Tout à coup m’apparut le bâtiment le plus gigantesque que j’avais jamais vu, un immeuble d’une telle longueur qu’on aurait pu y loger toute ma ville. D’une blancheur immaculée et aux hautes baies vitrées, il défiait l’avenue qui s’était à nouveau parée d’un goudron parfaitement lisse. Une fois la stupeur passée je constatait alors qu’il ne s’agissait là que de dortoirs ou de ce qui pouvait s’y apparenter. Nous débouchâmes sur une grande cour carrée autour de laquelle s’agençait une tour immense marquée de gigantesques lettres rouge « STEAM », à son sommet du blason des vaporistes, et de chaque côté d’elle de longs alignements de bâtiments faisant songer à une caserne. Chacun de ces immeubles avait à son sommet un grand dôme vitré à la carcasse de fer forgé surmonté du drapeau national.
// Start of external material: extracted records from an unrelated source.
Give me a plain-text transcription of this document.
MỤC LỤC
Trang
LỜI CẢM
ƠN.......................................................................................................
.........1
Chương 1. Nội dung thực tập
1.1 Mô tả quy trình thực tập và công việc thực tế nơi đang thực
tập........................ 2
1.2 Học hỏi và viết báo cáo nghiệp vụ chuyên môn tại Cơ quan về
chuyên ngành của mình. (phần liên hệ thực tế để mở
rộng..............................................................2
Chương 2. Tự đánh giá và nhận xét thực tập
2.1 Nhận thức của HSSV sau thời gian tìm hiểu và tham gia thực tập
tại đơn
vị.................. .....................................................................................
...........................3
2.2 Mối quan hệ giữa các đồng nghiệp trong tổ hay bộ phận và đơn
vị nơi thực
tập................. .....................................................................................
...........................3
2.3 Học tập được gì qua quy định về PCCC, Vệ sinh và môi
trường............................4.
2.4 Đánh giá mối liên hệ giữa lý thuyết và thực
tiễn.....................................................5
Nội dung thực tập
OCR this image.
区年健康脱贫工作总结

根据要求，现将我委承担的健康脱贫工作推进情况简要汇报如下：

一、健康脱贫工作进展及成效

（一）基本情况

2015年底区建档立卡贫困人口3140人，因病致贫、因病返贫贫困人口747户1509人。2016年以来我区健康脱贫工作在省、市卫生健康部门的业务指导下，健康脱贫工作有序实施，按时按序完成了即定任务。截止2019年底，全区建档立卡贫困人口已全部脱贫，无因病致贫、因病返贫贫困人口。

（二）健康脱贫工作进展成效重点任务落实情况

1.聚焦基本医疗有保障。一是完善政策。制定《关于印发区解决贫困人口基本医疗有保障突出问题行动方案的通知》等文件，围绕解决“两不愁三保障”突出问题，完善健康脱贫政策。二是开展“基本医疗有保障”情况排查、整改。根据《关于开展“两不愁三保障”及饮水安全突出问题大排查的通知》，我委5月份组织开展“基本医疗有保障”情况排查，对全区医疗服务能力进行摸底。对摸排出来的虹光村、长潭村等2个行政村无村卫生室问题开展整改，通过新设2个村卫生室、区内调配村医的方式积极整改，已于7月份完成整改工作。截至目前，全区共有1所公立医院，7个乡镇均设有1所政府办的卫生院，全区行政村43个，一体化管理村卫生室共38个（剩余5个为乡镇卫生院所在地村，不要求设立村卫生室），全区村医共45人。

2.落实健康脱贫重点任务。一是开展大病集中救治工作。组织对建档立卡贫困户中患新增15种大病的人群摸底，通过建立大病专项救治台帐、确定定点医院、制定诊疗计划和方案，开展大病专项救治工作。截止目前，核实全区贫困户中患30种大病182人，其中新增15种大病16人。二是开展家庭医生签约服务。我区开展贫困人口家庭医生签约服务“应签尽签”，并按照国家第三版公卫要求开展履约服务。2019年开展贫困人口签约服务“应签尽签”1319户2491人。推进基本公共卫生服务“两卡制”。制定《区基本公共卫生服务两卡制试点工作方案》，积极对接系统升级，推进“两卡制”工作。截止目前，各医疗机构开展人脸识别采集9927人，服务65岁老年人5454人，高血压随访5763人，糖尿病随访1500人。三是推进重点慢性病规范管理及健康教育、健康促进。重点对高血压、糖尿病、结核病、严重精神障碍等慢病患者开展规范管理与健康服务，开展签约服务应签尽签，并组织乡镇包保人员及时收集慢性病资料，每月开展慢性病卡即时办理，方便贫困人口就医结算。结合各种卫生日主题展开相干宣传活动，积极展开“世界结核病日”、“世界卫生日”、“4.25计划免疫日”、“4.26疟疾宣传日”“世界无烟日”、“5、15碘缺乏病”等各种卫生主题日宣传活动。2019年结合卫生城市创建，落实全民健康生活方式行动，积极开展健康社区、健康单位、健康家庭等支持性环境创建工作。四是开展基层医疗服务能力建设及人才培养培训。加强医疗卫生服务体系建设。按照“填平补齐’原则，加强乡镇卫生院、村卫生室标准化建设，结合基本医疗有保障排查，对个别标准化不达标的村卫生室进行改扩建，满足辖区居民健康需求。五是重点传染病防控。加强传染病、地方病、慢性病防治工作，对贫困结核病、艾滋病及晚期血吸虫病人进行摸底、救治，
Je descendis et observa un peu le mouvement : des dizaines, peut-être même des centaines d’étudiants en uniforme bleu marine arpentaient les lieux, saluant en claquant des talons leurs supérieurs en âge qui étaient sûrement professeurs ou officiers. Je m’avançai alors et toquai à la guérite du gardien. Celui-ci me salua sans excès de forme, se saisit de mes papiers et m’invita à suivre un réseau de flèches qui devait m’amener au centre administratif. Je devais donc pénétrer droit sous la grande tour, passer celle-ci, traverser une nouvelle cour intérieure, aller à droite, puis finalement demander au comptoir des admissions une entrevue avec le recteur.